Nanoscale regulation of cell-surface receptor signaling

Cell surface receptors survey and relay information to ensure the development and survival of multicellular organisms. In plants, receptor kinases and receptor proteins are the main ligand-binding cell-surface receptors perceiving self, non-self, and modified-self molecules. While over the past decades tremendous efforts led to a detailed understanding of the genetic- and structural-bases underlying ligand-induced formation of receptors complexes for archetypical signaling pathways, their spatial and temporal regulation remains obscure. Taking perception of bacterial flagellin by the immune receptor kinase FLS2 and it’s co-receptor BAK1 as model system we investigate how is cell surface signaling orchestrated. We show that the co-receptor BAK1 is recruited “on demand” into pre-formed FLS2 membrane nanodomains to form signaling active nano-platforms. We unveil that formation of FLS2-BAK1 nanoscale assemblies is regulated by a tri-partite receptor module for endogenous secreted peptides. Our data suggest that plant and mammals evolved distinct spatio-temporal logic to orchestrate cell surface signaling. Finally, we propose a conceptual framework for the formation of nanoscale assemblies regulating cell surface signaling.

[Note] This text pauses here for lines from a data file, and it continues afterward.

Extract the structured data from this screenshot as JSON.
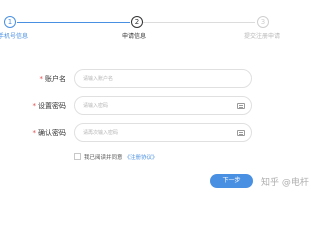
{
  "stepper": {
    "steps": [
      {
        "number": "1",
        "label": "手机号信息"
      },
      {
        "number": "2",
        "label": "申请信息"
      },
      {
        "number": "3",
        "label": "提交注册申请"
      }
    ]
  },
  "form": {
    "fields": [
      {
        "label": "账户名",
        "placeholder": "请输入账户名",
        "required": "*"
      },
      {
        "label": "设置密码",
        "placeholder": "请输入密码",
        "required": "*"
      },
      {
        "label": "确认密码",
        "placeholder": "请再次输入密码",
        "required": "*"
      }
    ],
    "agreement_text": "我已阅读并同意",
    "agreement_link": "《注册协议》"
  },
  "next_button_label": "下一步",
  "watermark": "知乎 @电杆",
  "colors": {
    "accent": "#4a90e2",
    "required": "#e54b4b"
  }
}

Surface plasmon resonance to study anti-HLA antibodies: transfer of a basic science method to the bedside of organ transplant recipients and beyond

Human leukocyte antigen (HLA) donor-specific antibodies are key serum biomarkers for assessing the outcome of solid organ transplanted patients. The current clinical tools, which are fluorescence-based methods, are semi-quantitative and then lack in-depth characterization of anti-HLA antibodies. We hypothesized that measuring anti-HLA antibodies active concentration, i.e. the fraction that really interacts with donor HLA, and their affinity could help deciphering their pathogenicity. Surface plasmon resonance (SPR) is recognized as the gold-standard for measuring binding kinetics of antibodies but also their active concentration, without calibration curves. Through tight collaboration with the INSERM-CNRS ARNA unit and the IECB’s SPR platform we pushed forward the strategies of immobilization/regeneration to determine the active concentration and binding kinetics of mouse and human monoclonal anti-HLA antibodies. We then correlate binding kinetics of these monoclonal antibodies to the structure of their cognate class I HLA epitopes. We thereafter established a patented method to correct non-specific binding when using SPR with complex samples, in our case patients’ serum. Clinical studies are ongoing to determine whether active concentration of anti-HLA antibodies is a useful biomarker in lung and kidney transplantation. Preliminary results indicate that this SPR-based assay may help to better understand anti-HLA antibodies pathogenicity and to improve solid organ recipients’ management. Beyond anti-HLA antibodies, this assay could be of interest in various fields, especially infectious diseases and vaccines. Our work is another example of how basic science methods can be transferred from the bench to bedside.

Non-coding small RNAs as versatile regulators of germline gene expression programs

The RNA-guided targeting of nucleic acids is an ancient and conserved mechanism of cellular immunity that has been evolutionary adapted and diversified to regulate eukaryotic gene expression. In animal germ cells, PIWI-interacting small RNAs (piRNAs) have been extensively characterized as a defense mechanism targeting transposable elements (TEs) to promote fertility and genome integrity. In a nutshell: loaded into PIWI effector proteins, piRNA sequences provide mRNA targeting specificity by antisense-complementarity, promoting gene silencing through a variety of mechanisms. Yet, piRNA sequences do not necessarily match TEs, pointing to extended possibilities in gene regulation.

Studying piRNA pathway functions in the context of the developing C. elegans germline we show that spermatogenic genes are susceptible to piRNA-mediated transcriptional silencing, and this function is required to ensure proper germline gene expression patterning and germ cell differentiation. In addition, our work revealed an intriguing aspect of small RNA biology: piRNA pathway components localize into diverse and distinct phase separated condensates present in the nuclear periphery. These condensates, also known as germ granules, are enriched in RNA-binding proteins and RNAs and are suspected to regulate post-transcriptional processes important for germ cell fate specification and function. Our results show that the organization of germ granules changes dynamically during development, and only a particular configuration enable nuclear piRNA silencing at a specific time and location in the germline tissue. This suggests that changes in germ granule composition directly influence nuclear processes through the modulation of small RNA related activities.

Overall the results of this work show that the function of piRNAs can be repurposed to regulate endogenous transcriptional programs during development and might contribute to expand the notion that piRNAs do not only function as a cellular immune system but also act as extremely versatile regulators of gene expression in animals.